Bluechip ......... you are quite right, my apologies and thanks for being persistent so as to get this old fart to take notice, ......  : .......... it's annoying that postage for 2 belts is more than the cost of the items though  ??? ......... but wth ........ at least we now have a local source 

Cheers mate 

CC


----------



## Bogstandard (Jul 5, 2008)

A bit far away from the post but this is my liitle escapade with ordering from the US a couple of weeks ago.

I wanted a flashy new screen for my two wheels.

Cost of screen - $147
Cost of getting it to me - $243
Then I will get hit for something like $25 for VAT

The reason for the high transport cost is that the US postal service can't ship packages over a certain size. So it has to come by courier.

It just depends on how much you want the item.

John


----------



## Bluechip (Jul 5, 2008)

Hi Crewcab

No problems, when I'm perfect I'll feel entitled to pass judgement on others. Till then I'll keep my trap shut.
I've made plenty of errors in my time, still making them! 

I used to use HPC before I retired from work, they always seemed to come up with the goods. I have a copy of their 2003 catalogue, they are listed in that, I thought maybe you had contacted them and they no longer stocked those items.

Hard copy is easier to navigate than many websites I feel.

Another old fart ... 

Regards

Dave.    Bluechip ...


----------



## Brass_Machine (Jul 5, 2008)

Dunno if you guys missed this... but I offered to ship to the UK for you to save over the vendor's ship price. If you can find a comparable belt from McMaster Carr I can pick it up locally.

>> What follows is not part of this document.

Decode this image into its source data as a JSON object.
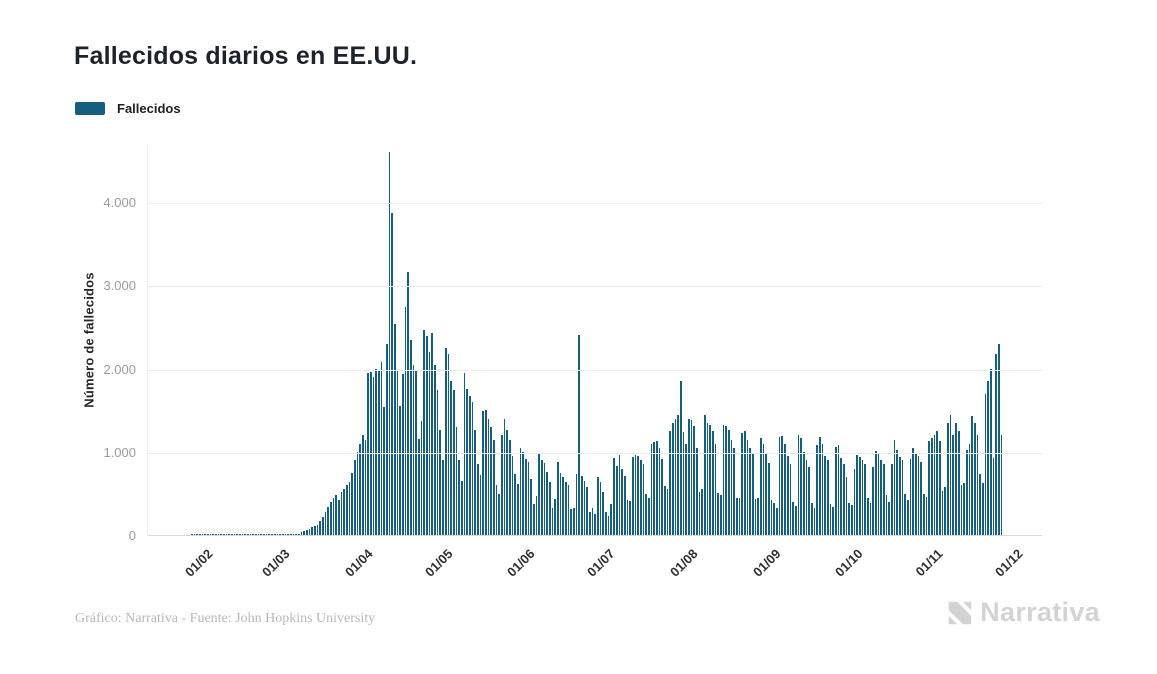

If I can help, let me know

Eric


----------



## CrewCab (Jul 6, 2008)

Thanks Eric .......... you have mail ;D

CC


----------



## littlechuffer (Jul 10, 2008)

hi people
just a thought chronos engineering suplies stock a good range of replacement
drive belts
reasonable too, might be worth a look, uk company, just google the name
regards to all
mick.


----------